If you can finish your masters and get a degree from a UK university, it will be MUCH easier for you to qualify for a work visa than if you just quit the masters (in fact, it's likely to be next to impossible to qualify for a work visa without completing your masters).
Without a UK degree, you won't be able to get sponsorship unless:
a) the job is listed on the skills shortage list (usually these are higher-up, management-level jobs for people with several years of experience)
or
b) the UK company has advertised the job across the UK and entire EU for a certain amount of time and have found no suitable candidates for the job (the Resident Labour Market Test). With unemployment still high and 500 million people in the EU, this can be almost impossible.
But if you have a degree from a UK university and you are still in the UK on a valid Tier 4 visa once you have finished the degree, you don't have to meet either of these requirements. The company can sponsor you WITHOUT the job needing to be on the shortage list and WITHOUT needing to pass the Resident Labour Market test.
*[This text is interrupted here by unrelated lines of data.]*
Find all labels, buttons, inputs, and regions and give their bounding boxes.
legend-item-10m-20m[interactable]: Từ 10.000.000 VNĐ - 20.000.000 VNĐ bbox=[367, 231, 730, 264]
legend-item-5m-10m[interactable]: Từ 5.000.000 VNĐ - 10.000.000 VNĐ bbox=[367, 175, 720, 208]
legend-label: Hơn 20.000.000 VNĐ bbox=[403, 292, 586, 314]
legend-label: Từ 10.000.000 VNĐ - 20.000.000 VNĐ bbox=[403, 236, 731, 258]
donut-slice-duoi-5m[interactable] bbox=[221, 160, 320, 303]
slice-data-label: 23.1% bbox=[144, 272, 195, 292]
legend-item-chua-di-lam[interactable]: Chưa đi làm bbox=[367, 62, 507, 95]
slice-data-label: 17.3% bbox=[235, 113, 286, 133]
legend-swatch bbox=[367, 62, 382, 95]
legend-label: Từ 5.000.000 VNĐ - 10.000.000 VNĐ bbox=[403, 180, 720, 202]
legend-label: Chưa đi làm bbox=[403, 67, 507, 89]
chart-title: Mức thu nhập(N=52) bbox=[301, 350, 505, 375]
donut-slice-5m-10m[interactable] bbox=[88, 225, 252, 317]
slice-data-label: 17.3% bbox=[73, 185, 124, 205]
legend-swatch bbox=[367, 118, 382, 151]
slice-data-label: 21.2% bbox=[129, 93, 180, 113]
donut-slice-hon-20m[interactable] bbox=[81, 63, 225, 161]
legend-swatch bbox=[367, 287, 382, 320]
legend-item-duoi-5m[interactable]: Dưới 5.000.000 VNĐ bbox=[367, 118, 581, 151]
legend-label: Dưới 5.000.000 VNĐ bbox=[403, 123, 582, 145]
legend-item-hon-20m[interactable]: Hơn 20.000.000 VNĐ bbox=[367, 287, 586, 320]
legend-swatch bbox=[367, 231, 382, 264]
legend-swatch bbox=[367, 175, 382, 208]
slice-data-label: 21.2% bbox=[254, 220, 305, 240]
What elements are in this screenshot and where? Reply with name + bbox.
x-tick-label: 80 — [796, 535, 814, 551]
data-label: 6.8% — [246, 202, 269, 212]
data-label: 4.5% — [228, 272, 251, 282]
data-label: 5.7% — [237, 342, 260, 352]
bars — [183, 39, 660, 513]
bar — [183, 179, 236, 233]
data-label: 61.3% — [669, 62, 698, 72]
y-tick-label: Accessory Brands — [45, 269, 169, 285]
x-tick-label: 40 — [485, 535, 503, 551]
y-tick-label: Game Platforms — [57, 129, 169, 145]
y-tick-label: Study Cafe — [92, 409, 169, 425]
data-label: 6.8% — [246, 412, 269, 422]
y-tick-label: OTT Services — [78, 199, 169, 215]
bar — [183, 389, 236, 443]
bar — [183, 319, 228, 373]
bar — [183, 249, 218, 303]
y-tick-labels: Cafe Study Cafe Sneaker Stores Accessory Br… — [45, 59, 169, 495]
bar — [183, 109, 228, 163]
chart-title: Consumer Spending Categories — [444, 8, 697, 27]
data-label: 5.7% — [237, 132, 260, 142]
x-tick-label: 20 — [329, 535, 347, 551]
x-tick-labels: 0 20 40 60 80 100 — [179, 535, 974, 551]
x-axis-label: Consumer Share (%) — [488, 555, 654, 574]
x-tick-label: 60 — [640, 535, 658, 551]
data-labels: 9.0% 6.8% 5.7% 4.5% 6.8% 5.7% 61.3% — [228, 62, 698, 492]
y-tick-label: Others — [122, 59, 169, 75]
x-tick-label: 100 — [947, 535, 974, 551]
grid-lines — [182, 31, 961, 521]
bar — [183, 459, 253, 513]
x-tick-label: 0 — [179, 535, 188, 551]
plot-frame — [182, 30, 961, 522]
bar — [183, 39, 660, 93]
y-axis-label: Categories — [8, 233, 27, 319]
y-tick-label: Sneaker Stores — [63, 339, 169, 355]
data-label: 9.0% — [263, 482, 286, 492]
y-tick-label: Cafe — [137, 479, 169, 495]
Also, if you haven't finished your degree yet, I believe you will have to return to the US to apply for a work visa - as I understand it you can't switch from a Tier 4 visa to a Tier 2 work visa in-country if you don't have a UK degree.
See:
https://www.gov.uk/tier-2-general/switch-to-this-visaand
http://www.ukcisa.org.uk/International-Students/The-next-stage/Working-after-your-studies/Employment-Tier-2/Resident-Labour-Market-Test-and-exemptions/Alternatively, you mentioned in a previous post that you have an Irish boyfriend - if you were to marry him and apply for an EEA 5-year residence card, you wouldn't need to be sponsored for a work visa at all - you would have the right to live and work in the UK, in any job you like, without needing a work visa.